Il 25 giugno 1860 re Francesco II emanò a Portici l’Atto Sovrano accordando una generale amnistia per i reati politici, concedendo a Napoli la costituzione (che sarebbe stata compilata dal nuovo governo presieduto dal commendatore Antonio Spinelli) e istituzioni separate alla Sicilia. Da quel momento la bandiera borbonica sarebbe stata sostituita dal tricolore con al centro lo stemma della casa regnante.
Nel quadro della riorganizzazione dei ministeri la prefettura di Napoli fu, “a garanzia della parte liberale”, affidata a Liborio Romano, imprigionato in gioventù per l’accusa di setta e ancora nel 1851, durante la repressione seguita ai moti del 1848, e poi esule in Francia, dalla quale per atto di regia clemenza era ritornato dopo quattro anni.
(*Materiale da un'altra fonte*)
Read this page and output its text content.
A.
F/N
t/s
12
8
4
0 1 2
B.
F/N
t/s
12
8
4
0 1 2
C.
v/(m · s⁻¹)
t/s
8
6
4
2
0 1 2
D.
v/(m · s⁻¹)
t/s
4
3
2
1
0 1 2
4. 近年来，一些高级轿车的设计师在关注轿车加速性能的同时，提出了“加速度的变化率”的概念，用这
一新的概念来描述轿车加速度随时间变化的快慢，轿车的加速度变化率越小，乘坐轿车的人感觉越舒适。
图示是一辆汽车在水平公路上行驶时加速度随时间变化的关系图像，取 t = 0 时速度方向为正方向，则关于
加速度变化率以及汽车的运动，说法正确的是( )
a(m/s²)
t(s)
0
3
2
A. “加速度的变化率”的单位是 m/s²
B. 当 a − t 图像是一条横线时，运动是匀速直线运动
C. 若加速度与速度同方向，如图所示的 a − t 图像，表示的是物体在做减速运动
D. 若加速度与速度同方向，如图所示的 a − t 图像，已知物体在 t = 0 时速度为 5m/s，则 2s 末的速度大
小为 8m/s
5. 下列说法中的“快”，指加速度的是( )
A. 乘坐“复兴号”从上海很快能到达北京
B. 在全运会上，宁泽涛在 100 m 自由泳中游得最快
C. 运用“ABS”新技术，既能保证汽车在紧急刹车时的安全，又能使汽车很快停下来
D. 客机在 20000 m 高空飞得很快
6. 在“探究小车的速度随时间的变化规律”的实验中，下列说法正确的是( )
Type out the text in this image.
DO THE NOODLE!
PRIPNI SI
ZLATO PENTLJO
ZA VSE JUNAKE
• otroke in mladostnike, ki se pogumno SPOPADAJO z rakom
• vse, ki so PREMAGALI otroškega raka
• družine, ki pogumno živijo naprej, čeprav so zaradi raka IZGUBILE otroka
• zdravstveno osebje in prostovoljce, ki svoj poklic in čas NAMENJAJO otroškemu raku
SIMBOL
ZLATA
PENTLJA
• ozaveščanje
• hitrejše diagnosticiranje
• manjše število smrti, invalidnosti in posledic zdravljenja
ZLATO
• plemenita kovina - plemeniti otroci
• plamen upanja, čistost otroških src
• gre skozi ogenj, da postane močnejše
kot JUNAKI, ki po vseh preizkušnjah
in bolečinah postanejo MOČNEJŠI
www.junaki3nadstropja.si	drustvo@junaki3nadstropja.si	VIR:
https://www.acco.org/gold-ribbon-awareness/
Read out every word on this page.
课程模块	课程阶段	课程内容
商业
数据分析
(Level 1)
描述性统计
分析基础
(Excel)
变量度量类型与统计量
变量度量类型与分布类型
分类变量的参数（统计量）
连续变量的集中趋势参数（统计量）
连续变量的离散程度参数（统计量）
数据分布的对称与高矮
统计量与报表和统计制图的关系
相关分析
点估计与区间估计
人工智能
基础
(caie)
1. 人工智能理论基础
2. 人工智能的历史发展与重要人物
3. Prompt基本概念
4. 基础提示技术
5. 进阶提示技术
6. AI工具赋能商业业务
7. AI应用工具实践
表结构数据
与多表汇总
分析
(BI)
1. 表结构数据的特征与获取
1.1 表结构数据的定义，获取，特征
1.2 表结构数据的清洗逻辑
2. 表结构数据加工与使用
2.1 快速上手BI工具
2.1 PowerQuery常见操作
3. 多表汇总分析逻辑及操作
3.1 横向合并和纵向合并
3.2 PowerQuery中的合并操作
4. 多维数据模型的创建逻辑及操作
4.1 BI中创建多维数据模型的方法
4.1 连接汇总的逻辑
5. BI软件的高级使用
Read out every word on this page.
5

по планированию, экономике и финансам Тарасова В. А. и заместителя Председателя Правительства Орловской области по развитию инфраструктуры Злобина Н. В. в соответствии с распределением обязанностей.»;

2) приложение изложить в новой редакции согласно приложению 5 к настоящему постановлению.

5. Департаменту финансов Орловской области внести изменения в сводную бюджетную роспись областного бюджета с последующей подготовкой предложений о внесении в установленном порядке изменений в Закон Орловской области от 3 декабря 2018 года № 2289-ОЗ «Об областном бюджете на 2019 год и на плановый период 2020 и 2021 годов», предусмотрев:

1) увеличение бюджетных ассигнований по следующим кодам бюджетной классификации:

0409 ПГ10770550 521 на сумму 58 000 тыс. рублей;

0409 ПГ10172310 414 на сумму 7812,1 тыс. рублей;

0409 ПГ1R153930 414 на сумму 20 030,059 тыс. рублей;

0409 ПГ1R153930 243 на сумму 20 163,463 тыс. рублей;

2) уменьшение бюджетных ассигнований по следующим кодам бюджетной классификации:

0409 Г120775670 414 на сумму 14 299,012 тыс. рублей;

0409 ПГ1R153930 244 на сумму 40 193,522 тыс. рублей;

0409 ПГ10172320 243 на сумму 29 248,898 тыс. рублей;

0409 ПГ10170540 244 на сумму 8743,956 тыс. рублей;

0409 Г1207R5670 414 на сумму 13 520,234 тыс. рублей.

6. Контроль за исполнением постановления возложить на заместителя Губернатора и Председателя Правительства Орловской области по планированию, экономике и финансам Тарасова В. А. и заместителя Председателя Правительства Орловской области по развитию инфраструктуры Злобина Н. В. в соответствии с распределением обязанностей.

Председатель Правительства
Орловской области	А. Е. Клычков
Appena entrato in carica, don Liborio “fece un passo ardito, poscia censurato da coloro che a censurare soltanto si serbano. Egli mutò i camorristi, che non poteva tenere a freno, essendo fuggiti e scomparsi commissari, ispettori e birri, in elementi d’ordine con farne base della polizia nuova. Con mettere alla testa delle squadre poliziesche i caporioni della camorra, fare dei picciotti di sgarro poliziotti, dar loro uniforme nuova, limitatene le attribuzioni alla prevenzione dei reati e alla pubblica sicurezza, vietato l’arresto fuorché in flagranza di reato e l’entrare in case private senza mandato di magistrato, fece nascere l’ordine dal disordine, e Napoli fu salvata dai misfatti e dalle rapine”.
Il 15 luglio 1860 proprio Liborio Romano, in testa a un manipolo della nuova polizia, fronteggiò l’insubordinazione di un reparto di granatieri della guardia reale e di fanti della marina che, provocata ad arte una rissa, irruppero con le sciabole sguainate al grido di “Viva il re, abbasso la costituzione” provocando gravi disordini nel centro storico della città. Anche alcuni ministri furono feriti; il re si rifiutò di sciogliere i reparti in rivolta ma rimproverò personalmente e pubblicamente i ribelli, poi emanò due proclami indirizzati all’esercito e al popolo, in cui raccomandava un atteggiamento conciliante e sottolineava l’intenzione di perseguire una politica di indipendenza nazionale attraverso una lega con il Piemonte. In seguito a questi eventi Liborio Romano venne nominato ministro degli interni.